Opinion
March 14, 1983
In a medical malpractice action, the appeal is from an order of the Supreme Court, Queens County (Dunkin, J.), dated July 2, 1982, which denied appellants' motion for an order of preclusion. Order modified by granting the motion to the extent of striking from paragraph No. 3 of plaintiff's bills of particulars served in response to the respective demands of the appellants, the phrase "and in other ways being careless, negligent and reckless in treatment rendered the plaintiff". As so modified, order affirmed, without costs or disbursements.
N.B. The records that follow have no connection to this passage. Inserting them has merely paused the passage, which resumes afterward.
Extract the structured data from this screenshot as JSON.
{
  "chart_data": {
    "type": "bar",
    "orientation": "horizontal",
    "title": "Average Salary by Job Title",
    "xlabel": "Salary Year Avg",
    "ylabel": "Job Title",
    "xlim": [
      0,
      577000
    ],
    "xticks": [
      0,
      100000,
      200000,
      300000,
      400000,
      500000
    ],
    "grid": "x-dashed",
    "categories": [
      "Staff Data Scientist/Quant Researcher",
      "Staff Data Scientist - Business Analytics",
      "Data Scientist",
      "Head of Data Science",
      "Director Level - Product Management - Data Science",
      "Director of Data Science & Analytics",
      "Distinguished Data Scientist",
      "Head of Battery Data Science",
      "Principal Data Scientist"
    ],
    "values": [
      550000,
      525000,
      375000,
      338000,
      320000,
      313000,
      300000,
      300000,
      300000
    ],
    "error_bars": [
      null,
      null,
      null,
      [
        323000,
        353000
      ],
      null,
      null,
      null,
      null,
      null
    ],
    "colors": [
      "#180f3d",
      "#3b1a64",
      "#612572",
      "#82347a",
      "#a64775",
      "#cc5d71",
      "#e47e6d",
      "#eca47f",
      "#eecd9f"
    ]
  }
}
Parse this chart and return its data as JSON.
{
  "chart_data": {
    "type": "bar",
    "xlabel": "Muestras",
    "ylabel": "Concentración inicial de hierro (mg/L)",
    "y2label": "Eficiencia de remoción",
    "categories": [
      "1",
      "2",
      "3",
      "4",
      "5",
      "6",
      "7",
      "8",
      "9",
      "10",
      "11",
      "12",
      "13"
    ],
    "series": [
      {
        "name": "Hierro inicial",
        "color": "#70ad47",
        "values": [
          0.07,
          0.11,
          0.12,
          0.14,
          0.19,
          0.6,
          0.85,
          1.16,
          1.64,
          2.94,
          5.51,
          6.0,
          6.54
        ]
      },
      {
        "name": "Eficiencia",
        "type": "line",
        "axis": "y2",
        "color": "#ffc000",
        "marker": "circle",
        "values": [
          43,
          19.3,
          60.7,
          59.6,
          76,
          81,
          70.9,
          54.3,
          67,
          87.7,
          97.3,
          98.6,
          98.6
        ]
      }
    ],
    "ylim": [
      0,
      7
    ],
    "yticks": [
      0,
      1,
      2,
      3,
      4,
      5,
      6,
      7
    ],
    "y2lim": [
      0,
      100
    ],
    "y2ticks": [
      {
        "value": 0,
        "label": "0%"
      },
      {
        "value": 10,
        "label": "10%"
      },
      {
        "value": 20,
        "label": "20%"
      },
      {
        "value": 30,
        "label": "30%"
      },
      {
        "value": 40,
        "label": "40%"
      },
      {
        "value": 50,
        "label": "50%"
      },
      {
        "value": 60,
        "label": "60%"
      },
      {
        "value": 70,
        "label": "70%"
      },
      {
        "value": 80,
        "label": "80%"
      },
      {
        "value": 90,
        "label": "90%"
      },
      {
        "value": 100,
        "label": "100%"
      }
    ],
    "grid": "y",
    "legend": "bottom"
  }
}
Plaintiff's bills of particulars set forth certain acts and omissions alleged to constitute malpractice and also asserted that each of the appellants was "in other ways * * * careless, negligent and reckless in treatment rendered the plaintiff". The appellants then moved for an order precluding plaintiff from offering at trial "any evidence in support of the claims in the Complaint, particulars of which have not been served in plaintiff's Bills of Particulars". Special Term denied the motion. The object of a bill of particulars is to amplify the pleadings, limit the proof and prevent surprise at trial ( Paldino v. E.J. Korvettes, Inc., 65 A.D.2d 617). The mentioned phrase in plaintiff's bills is inconsistent with these purposes because of its open-ended characteristics and should be stricken. The proper practice is to obtain permission to serve a supplemental bill at the time new information is acquired so that the rights of the opposing parties may be protected ( O'Dell v. Turner, 64 A.D.2d 989; Matter of May, 17 A.D.2d 729; Rowe v. Levine, 15 A.D.2d 571). Lazer, J.P., Gulotta, Brown and Boyers, JJ., concur.